Just had cold shower with lights on – yes I'm learning. I tried another shower stall to see if the pressure would be better – there was just a small piece of plastic pipe sticking out of the wall. When water came half pouring out the wall, I realized the pipe was broken off, but you could sort of jam the pipe back in to get most of the water to come out the pipe. Tomorrow I will try shower stall #3.
Looks like there is just two volunteers here at the moment – me and Mica from Japan – although another arrived around lunch – Eliza from New York – yippeee another English speaker who knows some Spanish.
Mica and I spend the morning in the huge kitchen making lunch – huge sinks, tiled walls/floor, palapa roof with sky lights – nice and airy. Santa is the head cook today – we chop endless veggies picked from the garden. One veggie looks like a green parrot (sans wings). At one point I went out to collect lettuce for the salad – doesn't get much fresher than that. Lunch appears to be the best meal of the day here. Breakfast was a very simple but nourishing type of quesadilla – melted cheese inside a type of pancake/crepe/flatbread.
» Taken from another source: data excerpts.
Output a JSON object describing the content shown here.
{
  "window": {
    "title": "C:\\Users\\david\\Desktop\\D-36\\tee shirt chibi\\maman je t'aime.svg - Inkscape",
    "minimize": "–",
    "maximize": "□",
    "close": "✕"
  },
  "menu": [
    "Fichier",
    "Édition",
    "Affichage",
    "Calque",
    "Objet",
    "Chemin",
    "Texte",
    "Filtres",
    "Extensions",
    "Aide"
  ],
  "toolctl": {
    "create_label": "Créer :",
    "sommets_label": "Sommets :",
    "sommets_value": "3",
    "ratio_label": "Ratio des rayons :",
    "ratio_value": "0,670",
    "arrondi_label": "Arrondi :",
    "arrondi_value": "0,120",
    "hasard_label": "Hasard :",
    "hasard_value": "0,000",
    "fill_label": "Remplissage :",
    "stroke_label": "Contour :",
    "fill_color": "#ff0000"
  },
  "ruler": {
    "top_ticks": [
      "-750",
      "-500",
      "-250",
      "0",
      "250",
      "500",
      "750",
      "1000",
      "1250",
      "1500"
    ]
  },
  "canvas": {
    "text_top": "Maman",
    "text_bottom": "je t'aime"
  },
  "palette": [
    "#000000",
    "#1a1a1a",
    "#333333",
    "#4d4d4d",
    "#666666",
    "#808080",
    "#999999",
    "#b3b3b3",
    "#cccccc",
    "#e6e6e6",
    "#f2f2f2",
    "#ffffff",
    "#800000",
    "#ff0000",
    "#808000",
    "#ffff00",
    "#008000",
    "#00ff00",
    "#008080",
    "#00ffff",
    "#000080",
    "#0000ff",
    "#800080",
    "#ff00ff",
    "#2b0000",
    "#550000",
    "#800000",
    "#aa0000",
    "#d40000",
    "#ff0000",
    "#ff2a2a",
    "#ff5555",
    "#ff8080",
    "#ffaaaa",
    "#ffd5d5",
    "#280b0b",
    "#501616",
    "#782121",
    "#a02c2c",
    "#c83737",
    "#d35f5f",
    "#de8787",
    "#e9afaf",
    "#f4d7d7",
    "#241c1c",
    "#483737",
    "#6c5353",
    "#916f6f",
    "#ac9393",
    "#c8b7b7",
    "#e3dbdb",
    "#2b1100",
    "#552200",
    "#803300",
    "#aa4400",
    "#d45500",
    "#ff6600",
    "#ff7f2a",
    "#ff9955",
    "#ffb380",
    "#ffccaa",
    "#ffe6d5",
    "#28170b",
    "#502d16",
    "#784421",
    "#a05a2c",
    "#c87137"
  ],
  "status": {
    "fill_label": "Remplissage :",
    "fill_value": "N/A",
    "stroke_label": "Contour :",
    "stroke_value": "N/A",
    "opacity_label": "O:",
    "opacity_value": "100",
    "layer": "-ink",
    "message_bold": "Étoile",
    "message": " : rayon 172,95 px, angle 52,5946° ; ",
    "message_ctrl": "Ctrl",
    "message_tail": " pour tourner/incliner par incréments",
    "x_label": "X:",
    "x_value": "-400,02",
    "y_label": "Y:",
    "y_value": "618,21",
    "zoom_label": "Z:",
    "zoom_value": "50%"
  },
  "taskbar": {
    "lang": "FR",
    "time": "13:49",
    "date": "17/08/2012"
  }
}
Eliza is feeling sick from her long travels from New York and requires some meds from a pharmacy. I offer to pick some up in the nearby small hamlet of Pasamayo – she wants to come in with me since she too is looking for an internet cafe as well to let her family know she arrived safely. We head out down the dusty road, past fields of corn and stinky water viaducts (sewer + irrigation combined), and eventually reach Pasamayo. I find batteries, but there is no pharmacy nor bank. There is one internet “cafe” - by that I mean there is someones house with a locked gate instead of a front door – inside a 12 year old unlocks it and for 40 cents/hour, you can use one of the computers on some tiny desks. Three or four other kids are playing video games in front of some TVs. I cannot connect my netbook, so am soon using Google Chrome in Spanish. The keyboard has an '@' sign above the 2, but no key combo will produce it, and we cannot log in to our web mail accounts without the '@'. The “boss” comes over and helps us – ALT 64. Ah yes, ALT + keypad numbers will generate any ASCII character – I knew ALT 32 will give a space (handy if space-bar busted), but I'm not Data and I didn't have an ASCII chart handy.
Apparently another new arrival today has been roped in as the new yoga teacher – if I wake at 7am tomorrow I will try out some Peruvian yoga – hmmm, downward dog – would that be perro debajo?